The mevalonate pathway is a critical metabolic pathway whose role is synthesis of sterol isoprenoids(i.e. cholesterol) and non-sterol isoprenoids(i.e. dolichol) involving in cellular growth and differentiation. HMG-CoA reductase is the key rate-limiting enzyme of the mevalonate pathway, which regulates YAP phosphorylation and activity and is required for proliferation of breast cancer cells. Interestingly, mevalonate’s control of YAP phosphorylation is independent of core hippo kinase(MST and LATS) activity. Inhibition of HMG-CoA reductase by statins prevents YAP/TAZ nuclear localization and transcriptional responses. Mevalonate and hippo pathways also regulate another tumor-related target, Hyaluronan-mediated motility receptor(HMMR), also known as RHAMM. In breast cancer cells, YAP regulates RHAMM transcription and consequently cell migration and invasion. YAP-mediated control of RHAMM transcription and subsequent metastasis require geranlgeranylation, Rho GTPase activity, and the actin cytoskeleton.

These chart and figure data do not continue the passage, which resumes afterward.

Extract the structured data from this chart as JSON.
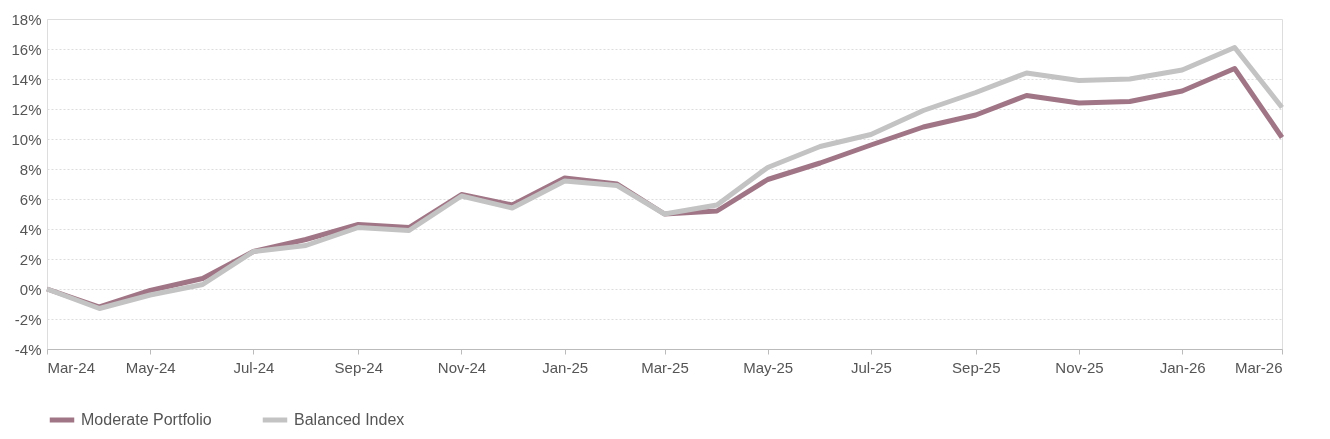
{
  "chart_data": {
    "type": "line",
    "x": [
      "2024-03",
      "2024-04",
      "2024-05",
      "2024-06",
      "2024-07",
      "2024-08",
      "2024-09",
      "2024-10",
      "2024-11",
      "2024-12",
      "2025-01",
      "2025-02",
      "2025-03",
      "2025-04",
      "2025-05",
      "2025-06",
      "2025-07",
      "2025-08",
      "2025-09",
      "2025-10",
      "2025-11",
      "2025-12",
      "2026-01",
      "2026-02",
      "2026-03"
    ],
    "series": [
      {
        "name": "Moderate Portfolio",
        "color": "#a07585",
        "values": [
          0,
          -1.2,
          -0.1,
          0.7,
          2.5,
          3.3,
          4.3,
          4.1,
          6.3,
          5.6,
          7.4,
          7.0,
          5.0,
          5.2,
          7.3,
          8.4,
          9.6,
          10.8,
          11.6,
          12.9,
          12.4,
          12.5,
          13.2,
          14.7,
          10.1
        ]
      },
      {
        "name": "Balanced Index",
        "color": "#c3c3c3",
        "values": [
          0,
          -1.3,
          -0.4,
          0.3,
          2.5,
          2.9,
          4.1,
          3.9,
          6.2,
          5.4,
          7.2,
          6.9,
          5.0,
          5.6,
          8.1,
          9.5,
          10.3,
          11.9,
          13.1,
          14.4,
          13.9,
          14.0,
          14.6,
          16.1,
          12.1
        ]
      }
    ],
    "xlim": [
      "2024-03",
      "2026-03"
    ],
    "xticks": [
      {
        "value": "2024-03",
        "label": "Mar-24"
      },
      {
        "value": "2024-05",
        "label": "May-24"
      },
      {
        "value": "2024-07",
        "label": "Jul-24"
      },
      {
        "value": "2024-09",
        "label": "Sep-24"
      },
      {
        "value": "2024-11",
        "label": "Nov-24"
      },
      {
        "value": "2025-01",
        "label": "Jan-25"
      },
      {
        "value": "2025-03",
        "label": "Mar-25"
      },
      {
        "value": "2025-05",
        "label": "May-25"
      },
      {
        "value": "2025-07",
        "label": "Jul-25"
      },
      {
        "value": "2025-09",
        "label": "Sep-25"
      },
      {
        "value": "2025-11",
        "label": "Nov-25"
      },
      {
        "value": "2026-01",
        "label": "Jan-26"
      },
      {
        "value": "2026-03",
        "label": "Mar-26"
      }
    ],
    "ylim": [
      -4,
      18
    ],
    "yticks": [
      {
        "value": -4,
        "label": "-4%"
      },
      {
        "value": -2,
        "label": "-2%"
      },
      {
        "value": 0,
        "label": "0%"
      },
      {
        "value": 2,
        "label": "2%"
      },
      {
        "value": 4,
        "label": "4%"
      },
      {
        "value": 6,
        "label": "6%"
      },
      {
        "value": 8,
        "label": "8%"
      },
      {
        "value": 10,
        "label": "10%"
      },
      {
        "value": 12,
        "label": "12%"
      },
      {
        "value": 14,
        "label": "14%"
      },
      {
        "value": 16,
        "label": "16%"
      },
      {
        "value": 18,
        "label": "18%"
      }
    ],
    "grid": "y",
    "legend": "bottom",
    "marker": "none",
    "line_style": "solid"
  }
}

The Hippo pathway has various biological functions including organ size control, tissue regeneration and stem cell self-renewal[1, 2]. The deregulation of Hippo pathway core components, and upstream regulators along with hyperactivation of YAP and crosstalk with other signaling pathways have been linked to tumorigenesis in many ways. There is a great deal of new information on the role of YAP in tumorigenesis. Inhibition of the YAP/TAZ-TEAD complexe is a promising anticancer approach for YAP-dependent tumors. Importantly, inhibition of the GPCR, EGFR-PI3K, and Mevalonate pathways are also attractive anti-tumor therapeutic concepts.

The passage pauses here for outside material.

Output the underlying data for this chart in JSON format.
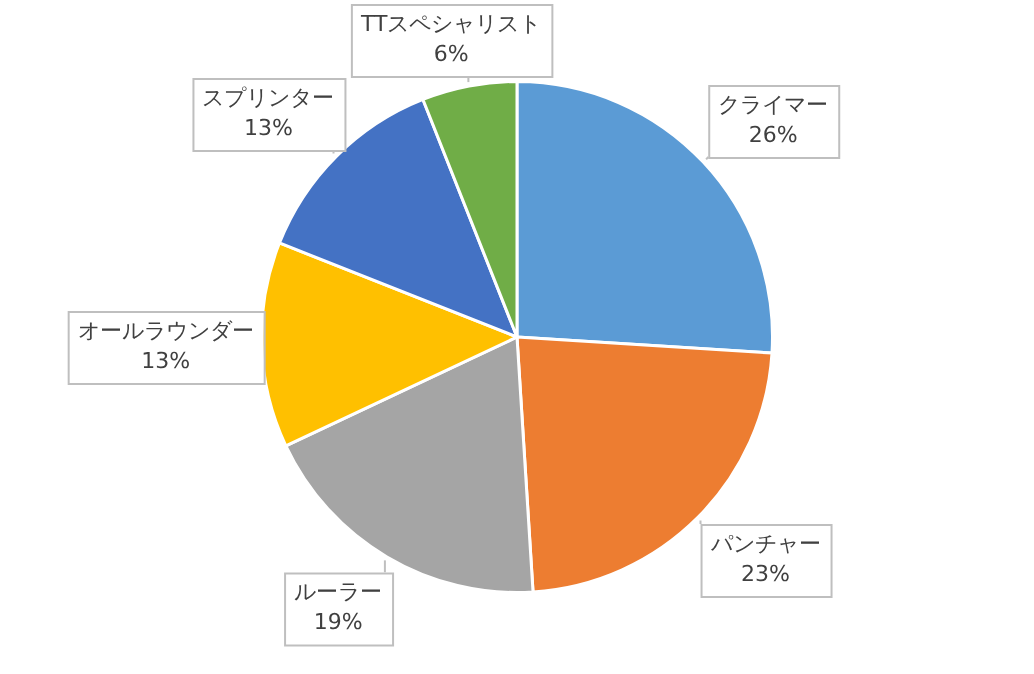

However, one drawback of targeting the pathways is thecytotoxic side effects associated with inhibition of major regulators that can effect critical pathways in normal cells as well. For example, GPCRs have broad physiological functions and interference with their signaling may not be feasible. Similarly, targeting the core Hippo kinases may be problematic. Concentrating on tissue-specific regulation of the Hippo pathway may help reduce side effects and promote therapeutic value. Therapeutic approaches are progressing from pre-clinical to the market place. We anticipate more insights into Hippo pathway regulation will eventually allow us to use these molecules for prevention and treatment of human malignancies.